If Your Man Knew What to Say, Here’s What He Might Say If He Knew You Feared His Potential For Violence...
Excerpted from Warren Farrell's Women Can't Hear What Men Don't Say.
(Permission to reprint granted by Warren Farrell.)
See www.warrenfarrell.com
and
www.warrenfarrell.info.
Aren’t Women Injured More Than Men?
“Dear Editor: Your article [Time]
on domestic violence states that women are unlikely to
inflict much damage on men because wives are generally
smaller. Yet in my experience as an emergency-room
physician, I treated more men than women for such
injuries.... I have seen men cut with an ax, scalded with
hot water, smashed with a fireplace poker, and knocked out
by a brick, not to mention suffering the common gunshot
wound. One incident involved a woman who walked into the
hospital with a broken nose after being punched by her
husband during an argument. We set the nasal bones and
discharged her. Two hours later, her husband was wheeled
in. He was admitted with a fractured spine. As soon as she
got home, she had grabbed him by the lapels and thrown him
against the kitchen stove.”
— Velimir Svoren, MD; Chatsworth, GA29
Despite the fact that women are more likely to use weapons and severe violence against men, 1.9% of the men and 2.3% of the women surveyed said they had sought medical treatment for an injury due to partner abuse in 1992.30 Is this because a frying pan hurts a man less than a fist hurts a woman – because, as a female classmate of Calvin (of
Calvin and Hobbes)
put it, “They can’t paddle me! ...Girls have more delicate heinies”?31
Or is there something wrong with the way we are measuring who is injured? To measure which sex is injured more by measuring which sex reports to the doctor more is to make the same mistake we made by assuming women were battered more because they reported domestic violence to the police more. Women are almost twice as likely to go to doctors as are men – men’s injuries have to be much more serious before they seek attention.
But that’s just the tip of the iceberg. When I do a radio show and ask men who have been severely battered to call in anonymously, it is rare for them to have sought medical attention even for a broken arm. But if they do, they almost always report it as an
athletic
injury (“I was going up for a basket, this guy put his elbow in my eye, I come down on my arm. I end up with a black eye, a broken arm and a ‘gee, sorry, man’”). No man I ever spoke with said that such an explanation created skepticism. So the second reason that measuring which sex is injured more by looking at the reporting of injuries to doctors is that men’s rougher sports gives them a natural excuse to avoid the association of the injury with domestic violence.
Third, doctors are not trained to cross examine the man to see whether the claim of an athletic injury might be a cover up.
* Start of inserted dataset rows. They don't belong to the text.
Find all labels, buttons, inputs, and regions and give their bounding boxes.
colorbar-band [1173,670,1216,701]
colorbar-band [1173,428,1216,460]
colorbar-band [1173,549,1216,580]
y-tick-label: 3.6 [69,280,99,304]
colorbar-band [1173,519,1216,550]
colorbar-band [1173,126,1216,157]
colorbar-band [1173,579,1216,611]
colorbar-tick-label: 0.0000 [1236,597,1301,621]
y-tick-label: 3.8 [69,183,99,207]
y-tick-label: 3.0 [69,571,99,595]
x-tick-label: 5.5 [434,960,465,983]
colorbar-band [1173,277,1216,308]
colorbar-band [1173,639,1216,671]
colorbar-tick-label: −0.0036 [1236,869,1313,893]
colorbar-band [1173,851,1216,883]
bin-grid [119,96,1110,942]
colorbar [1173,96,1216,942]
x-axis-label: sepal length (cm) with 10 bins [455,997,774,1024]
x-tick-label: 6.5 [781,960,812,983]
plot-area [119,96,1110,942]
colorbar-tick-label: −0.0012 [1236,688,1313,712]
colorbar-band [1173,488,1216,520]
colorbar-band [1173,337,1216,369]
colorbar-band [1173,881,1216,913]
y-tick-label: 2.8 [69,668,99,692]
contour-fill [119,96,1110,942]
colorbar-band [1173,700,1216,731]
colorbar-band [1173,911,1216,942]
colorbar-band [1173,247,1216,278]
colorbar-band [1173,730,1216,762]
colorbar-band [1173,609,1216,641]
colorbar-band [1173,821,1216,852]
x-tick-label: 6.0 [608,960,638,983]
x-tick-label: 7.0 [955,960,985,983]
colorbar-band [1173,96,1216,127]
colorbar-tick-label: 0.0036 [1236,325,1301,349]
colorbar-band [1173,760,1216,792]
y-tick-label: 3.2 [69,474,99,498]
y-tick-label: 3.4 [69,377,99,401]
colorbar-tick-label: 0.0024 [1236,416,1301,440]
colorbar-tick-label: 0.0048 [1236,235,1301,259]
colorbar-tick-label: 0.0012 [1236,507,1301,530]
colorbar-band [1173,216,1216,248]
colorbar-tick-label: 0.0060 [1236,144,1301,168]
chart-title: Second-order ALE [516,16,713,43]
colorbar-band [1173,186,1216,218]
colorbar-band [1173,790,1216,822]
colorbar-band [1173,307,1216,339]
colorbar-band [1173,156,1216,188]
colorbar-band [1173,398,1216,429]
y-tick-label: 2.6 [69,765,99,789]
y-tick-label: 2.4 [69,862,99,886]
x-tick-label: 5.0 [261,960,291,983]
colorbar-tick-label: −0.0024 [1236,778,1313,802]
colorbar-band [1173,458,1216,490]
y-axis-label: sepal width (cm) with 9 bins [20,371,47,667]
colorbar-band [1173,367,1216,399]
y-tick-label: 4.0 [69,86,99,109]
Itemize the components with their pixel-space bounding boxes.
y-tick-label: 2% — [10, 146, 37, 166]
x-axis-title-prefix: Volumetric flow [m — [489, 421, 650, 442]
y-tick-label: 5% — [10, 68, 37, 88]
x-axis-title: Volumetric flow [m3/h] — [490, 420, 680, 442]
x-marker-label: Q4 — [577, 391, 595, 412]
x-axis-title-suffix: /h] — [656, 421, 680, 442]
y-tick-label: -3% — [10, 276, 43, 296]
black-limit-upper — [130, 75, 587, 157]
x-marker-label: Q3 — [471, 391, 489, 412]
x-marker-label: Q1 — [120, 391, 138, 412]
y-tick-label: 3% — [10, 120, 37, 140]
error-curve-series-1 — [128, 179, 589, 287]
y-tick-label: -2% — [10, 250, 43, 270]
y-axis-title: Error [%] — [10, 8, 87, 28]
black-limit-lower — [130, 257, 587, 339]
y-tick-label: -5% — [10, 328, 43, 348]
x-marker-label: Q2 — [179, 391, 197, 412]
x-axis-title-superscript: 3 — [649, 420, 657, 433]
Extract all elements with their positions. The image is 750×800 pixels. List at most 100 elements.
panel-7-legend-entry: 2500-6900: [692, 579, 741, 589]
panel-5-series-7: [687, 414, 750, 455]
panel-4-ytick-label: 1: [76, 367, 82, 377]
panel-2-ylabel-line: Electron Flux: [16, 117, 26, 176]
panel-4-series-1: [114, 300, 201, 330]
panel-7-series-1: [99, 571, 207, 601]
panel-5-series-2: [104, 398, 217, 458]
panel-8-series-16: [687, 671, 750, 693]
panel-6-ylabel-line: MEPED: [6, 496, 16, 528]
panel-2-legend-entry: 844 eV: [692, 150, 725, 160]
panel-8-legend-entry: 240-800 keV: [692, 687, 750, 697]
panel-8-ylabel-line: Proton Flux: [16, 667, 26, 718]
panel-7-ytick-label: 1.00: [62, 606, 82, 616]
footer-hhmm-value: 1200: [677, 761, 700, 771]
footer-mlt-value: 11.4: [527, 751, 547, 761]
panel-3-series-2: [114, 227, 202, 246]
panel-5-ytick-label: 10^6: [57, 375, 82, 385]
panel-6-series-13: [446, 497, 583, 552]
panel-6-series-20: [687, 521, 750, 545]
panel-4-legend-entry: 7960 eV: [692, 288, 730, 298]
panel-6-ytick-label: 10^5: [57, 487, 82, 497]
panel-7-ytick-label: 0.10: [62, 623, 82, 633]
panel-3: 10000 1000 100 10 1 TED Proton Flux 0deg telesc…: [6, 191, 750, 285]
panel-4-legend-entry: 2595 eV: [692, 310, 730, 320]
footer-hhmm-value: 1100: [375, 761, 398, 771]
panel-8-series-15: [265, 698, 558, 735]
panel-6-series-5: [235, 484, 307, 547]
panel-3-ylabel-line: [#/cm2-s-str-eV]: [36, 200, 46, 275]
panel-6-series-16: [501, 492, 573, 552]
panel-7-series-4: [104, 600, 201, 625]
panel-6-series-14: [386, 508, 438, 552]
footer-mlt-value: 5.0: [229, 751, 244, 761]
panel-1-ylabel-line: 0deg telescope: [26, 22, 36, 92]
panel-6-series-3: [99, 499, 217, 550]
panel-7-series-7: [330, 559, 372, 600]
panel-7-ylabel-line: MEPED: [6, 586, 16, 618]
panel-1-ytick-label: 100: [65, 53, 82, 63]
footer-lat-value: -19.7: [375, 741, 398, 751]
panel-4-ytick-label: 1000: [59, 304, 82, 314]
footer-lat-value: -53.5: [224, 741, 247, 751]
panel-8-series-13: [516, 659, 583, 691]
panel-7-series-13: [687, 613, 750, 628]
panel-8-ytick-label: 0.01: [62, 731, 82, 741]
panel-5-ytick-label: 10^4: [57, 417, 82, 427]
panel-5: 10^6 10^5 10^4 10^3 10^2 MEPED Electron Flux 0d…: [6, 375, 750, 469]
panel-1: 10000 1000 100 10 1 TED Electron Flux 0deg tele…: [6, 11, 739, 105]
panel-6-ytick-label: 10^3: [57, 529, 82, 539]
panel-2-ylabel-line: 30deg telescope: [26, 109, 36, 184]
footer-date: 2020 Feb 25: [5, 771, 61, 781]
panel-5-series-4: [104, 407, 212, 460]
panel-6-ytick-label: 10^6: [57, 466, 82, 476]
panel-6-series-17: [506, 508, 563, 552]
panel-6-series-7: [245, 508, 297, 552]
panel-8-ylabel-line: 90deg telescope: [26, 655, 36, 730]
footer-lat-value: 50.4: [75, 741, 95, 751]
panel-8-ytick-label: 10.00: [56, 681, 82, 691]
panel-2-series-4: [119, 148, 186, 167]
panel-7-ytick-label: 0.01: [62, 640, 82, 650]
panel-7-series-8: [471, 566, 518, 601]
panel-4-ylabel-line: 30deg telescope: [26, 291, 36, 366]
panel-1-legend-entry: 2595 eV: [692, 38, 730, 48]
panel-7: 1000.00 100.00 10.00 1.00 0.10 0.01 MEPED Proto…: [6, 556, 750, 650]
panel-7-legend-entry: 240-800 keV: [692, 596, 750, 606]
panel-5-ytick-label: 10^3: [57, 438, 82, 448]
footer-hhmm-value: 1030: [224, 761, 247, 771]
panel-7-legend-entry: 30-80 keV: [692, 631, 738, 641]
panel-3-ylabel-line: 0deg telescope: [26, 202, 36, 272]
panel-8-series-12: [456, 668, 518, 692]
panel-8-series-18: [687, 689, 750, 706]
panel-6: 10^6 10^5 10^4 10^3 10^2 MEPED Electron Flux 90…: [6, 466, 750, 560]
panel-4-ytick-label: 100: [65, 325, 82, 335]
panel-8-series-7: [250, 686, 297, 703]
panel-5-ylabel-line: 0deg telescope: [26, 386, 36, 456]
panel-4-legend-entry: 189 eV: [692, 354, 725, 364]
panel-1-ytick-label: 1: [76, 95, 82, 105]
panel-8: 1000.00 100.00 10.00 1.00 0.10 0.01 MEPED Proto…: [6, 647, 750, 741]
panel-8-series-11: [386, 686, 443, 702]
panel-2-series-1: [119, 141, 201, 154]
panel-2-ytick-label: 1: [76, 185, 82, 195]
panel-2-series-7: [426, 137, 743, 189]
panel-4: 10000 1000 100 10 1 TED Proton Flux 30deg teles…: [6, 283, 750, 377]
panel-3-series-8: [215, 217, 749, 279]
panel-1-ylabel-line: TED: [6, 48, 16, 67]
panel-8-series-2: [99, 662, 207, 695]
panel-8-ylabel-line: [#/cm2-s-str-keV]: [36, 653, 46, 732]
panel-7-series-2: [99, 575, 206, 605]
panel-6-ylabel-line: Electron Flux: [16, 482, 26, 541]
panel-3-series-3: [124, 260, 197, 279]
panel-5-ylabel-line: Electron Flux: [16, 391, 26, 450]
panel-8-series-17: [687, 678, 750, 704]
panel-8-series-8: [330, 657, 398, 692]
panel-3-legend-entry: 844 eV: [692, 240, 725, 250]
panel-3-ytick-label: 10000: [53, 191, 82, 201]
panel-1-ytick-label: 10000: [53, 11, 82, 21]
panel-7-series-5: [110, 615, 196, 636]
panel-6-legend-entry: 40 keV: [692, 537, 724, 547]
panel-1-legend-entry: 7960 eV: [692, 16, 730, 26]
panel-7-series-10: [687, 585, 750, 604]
If the doctor’s a man, he’s more likely to bond with the basketball player by asking him if he made the basket! In contrast, doctors are now trained to cross examine a woman. The US Surgeon General sends out information on spouse abuse only to doctors who deal with women (28,000 obstetricians and gynecologists).32 It is designed to assist doctors in recognizing the subtle signs of spouse abuse among
women
and to encourage doctors to encourage
women
to report it. This is a result of feminist pressure to educate the medical community. Men’s silence has not created much pressure.
It is exactly the feeling that men are stronger – usually true – that gives women permission for hitting them harder and using weapons. This is even true in mother’s attitudes toward their sons vs. their daughters.
Sons are more than twice as likely as daughters to be injured when their mothers hit them.33
How do we learn who actually does experience more injury? First, we need to remember that a “my-injury-is-worse-than-your-injury” approach to family violence does nothing to solve the problem – it just reinforces the one-sided blaming that undermines real solutions like communication.
If we do want data on who is more hurt, we need to stop asking about
coping
mechanisms – which is what who sees a doctor measures – and start asking both sexes
specific
questions about the actual damage and healing time of the injuries: “Was your skin broken – did you bleed? Did you suffer any bruises? Any scratches?...black eyes?...broken bones? How long did they take to heal? Was that the time it took with or without treatment?” But again, let’s work on solutions rather than on “who’s the biggest victim?” The only reason, throughout the book, that I concern myself with men as victims at all is because the pretense that men are only the perpetrators has led us to ignoring men or blaming men – and that poisons love between the sexes.
29
“Letters” section, Time, January 11, 1988, p. 12, referring to article in “Behavior” section, Time, December 21, 1987.
30
Barbara J. Morse, “Beyond the Conflict Tactics Scale: Assessing Gender Differences in Partner Violence,” Violence and Victims, Vol. 10, No. 4, 1995, pp. 251-272. Of the 13.5% of men who were injured, 14.3% of them sought medical attention (0.135 x 0.143 ≈ 0.019 or 1.9%). Similarly, of the 20.1% of women who were injured, 11.8% of them sought medical attention (0.201 x 0.118 ≈ 0.023 or 2.3%). Acknowledgement to Cathy Young.